Hello all-
Has anybody actually tried to use the restlet Jax-RS extension in an OSGi
environment?
My guess is that no-one has, because it doesn't work :-)
By "doesn't work", I mean that trying to run a JaxRspplication in an OSGI
container will result in extremely odd and unclear runtime exceptions,
involving, among other things, ClassNotFoundException's for classes not provided
by the ext jar at all (com.sun.ws.rs.ext.RuntimeDelegateImpl).
The problem is this:
The Jax-RS API, (shipped as "lib/javax.ws.rs_1.0/javax.ws.rs.jar" in the restlet
distribution) does some pretty funky stuff. In addition to the painful but by
now somewhat expected use of the ServiceLoader pattern (where the API jar
inspects the classpath for resources named
"META-INF/services/javax.ws.rs.ext.RuntimeDelegate" and looks inside those files
for an implementation class name), the jax-rs API jar executes this code
_lazily_, from within a static method on it's RuntimeDelegate class. This means
that the API jar will look for a provided implementation only when some bit of
code first tries to access any of the jax-rs API classes which happen to make
use, internally, of this static method.
The ServiceLoader code will fail to find any implementation in an OSGI
environment, and will then try, as a last resort, to find it's fallback
implementation: "com.sun.ws.rs.ext.RuntimeDelegateImpl", which also doesn't
exist, and for which it then reports a ClassNotFound exception, which is very
misleading.
The good news is that there are several solutions and work-arounds.

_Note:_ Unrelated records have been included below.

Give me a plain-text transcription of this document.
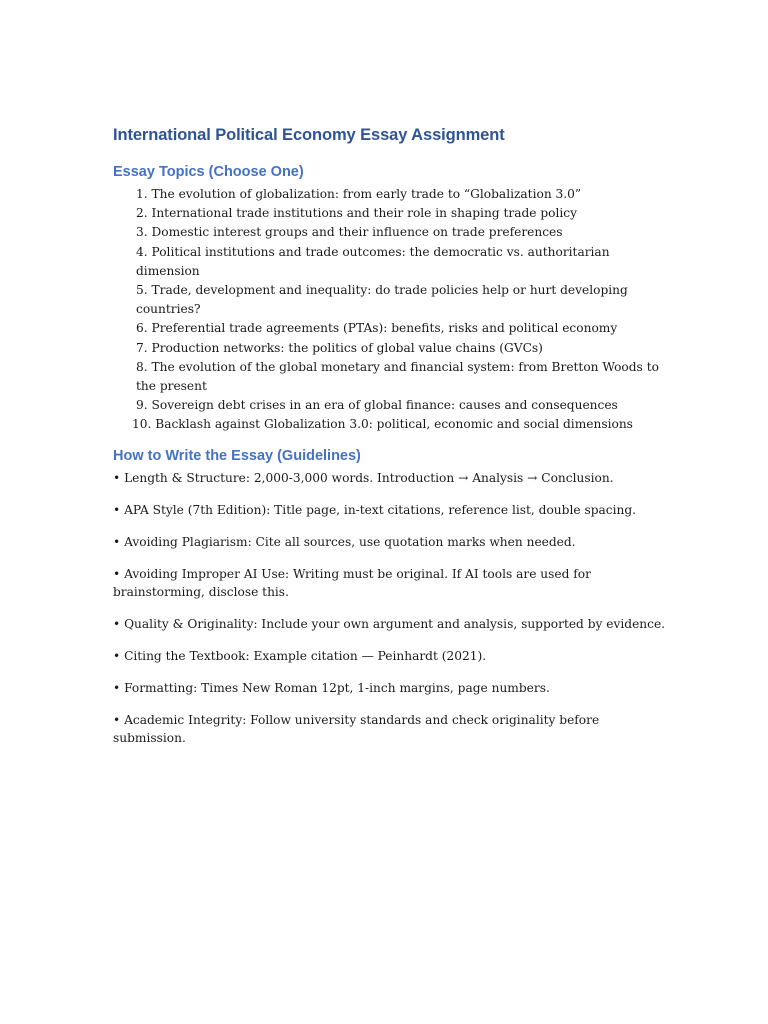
International Political Economy Essay Assignment
Essay Topics (Choose One)
1. The evolution of globalization: from early trade to “Globalization 3.0”
2. International trade institutions and their role in shaping trade policy
3. Domestic interest groups and their influence on trade preferences
4. Political institutions and trade outcomes: the democratic vs. authoritarian dimension
5. Trade, development and inequality: do trade policies help or hurt developing countries?
6. Preferential trade agreements (PTAs): benefits, risks and political economy
7. Production networks: the politics of global value chains (GVCs)
8. The evolution of the global monetary and financial system: from Bretton Woods to the present
9. Sovereign debt crises in an era of global finance: causes and consequences
10. Backlash against Globalization 3.0: political, economic and social dimensions
How to Write the Essay (Guidelines)

• Length & Structure: 2,000-3,000 words. Introduction → Analysis → Conclusion.

• APA Style (7th Edition): Title page, in-text citations, reference list, double spacing.

• Avoiding Plagiarism: Cite all sources, use quotation marks when needed.

• Avoiding Improper AI Use: Writing must be original. If AI tools are used for brainstorming, disclose this.

• Quality & Originality: Include your own argument and analysis, supported by evidence.

• Citing the Textbook: Example citation — Peinhardt (2021).

• Formatting: Times New Roman 12pt, 1-inch margins, page numbers.

• Academic Integrity: Follow university standards and check originality before submission.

As a SHORT-TERM fix, any client code which wants to create a JaxRsApplication
can do one of two things that will allow the Jax-RS API to find the restlet
jax-rs extension implementation:
1) set the thread's context classloader (remember to restore it after):
Classloader originalCL = Thread.currentThread().getContextClassLoader();
ClassLoader jaxrsExtCL = JaxRsApplication.class.getClassLoader();
Thread.currentThread().setContextClassLoader(jaxrsExtCL);
JaxRsApplication jaxrsApp = new JaxRsApplication();
jaxrsApp.add(new MyApplication()); // <- failure here without the above
Thread.currentThread().setContextClassLoader(originalCL);
OR
2) set the RuntimeDelegate instance manually:
import javax.ws.rs.ext.RuntimeDelegate;
import org.restlet.ext.jaxrs.internal.spi.RuntimeDelegateImpl;
....
// this is the critical line
RuntimeDelegate.setInstance(new RuntimeDelegateImpl());
JaxRsApplication jaxrsApp = new JaxRsApplication();
jaxrsApp.add(new MyApplication());
However, I think it would be preferable if client code didn't have to know
anything about the internal workings of the JAX-RS SPI layer. So, I think there
are two possible LONG-TERM solutions:
1) the Restlet jax-rs extension could call RuntimeDelegate.setInstance() itself,
from within a static initializer block of code in, e.g. JaxRsRestlet.java. This
is what I have running locally, and it works fine.
OR
2) The Restlet jax-rs extension could ship with the JAX-RS API classes rolled up
into it's bundle archive, either as a wholly-contained jar within the bundle or
as "exploded" contents added to the extension jar. Then the JAX-RS API code
would exist within the same bundle classloader, and therefor the normal service
discovery process would work fine.
I think that solution #2 is preferable.
In particular, the whole thing is a little ridiculous- unlike, for instance,
Restlet's use of the service loader pattern, the JAX-RS API, as it's designed
now, can only ever support EXACTLY ONE provider implementation, regardless
whether it's used in a standard or OSGi environment. Therefore, it certainly
adds no value whatsoever to distribut it as a freestanding jar, since it MUST be
used in conjunction with exactly one provider. Additionally, it doesn't seem
like it should use the ServiceLoader pattern at all- why not just have a static
dependency on a RuntimeDelegateImpl implementation class, and skip all the
complicated and fragile discovery stuff? The jax-rs API design in particularly
loathsome in an OSGi environment, where, if not for the discovery processs, it
would be perfectly reasonable to have more than one jax-rs provider!
Anyhow, sorry for the rant (I've just spent the better part of a day struggling
with this stuff- ugh).
-Dave Fogel
p.s. should this be posted in the restlet.code list?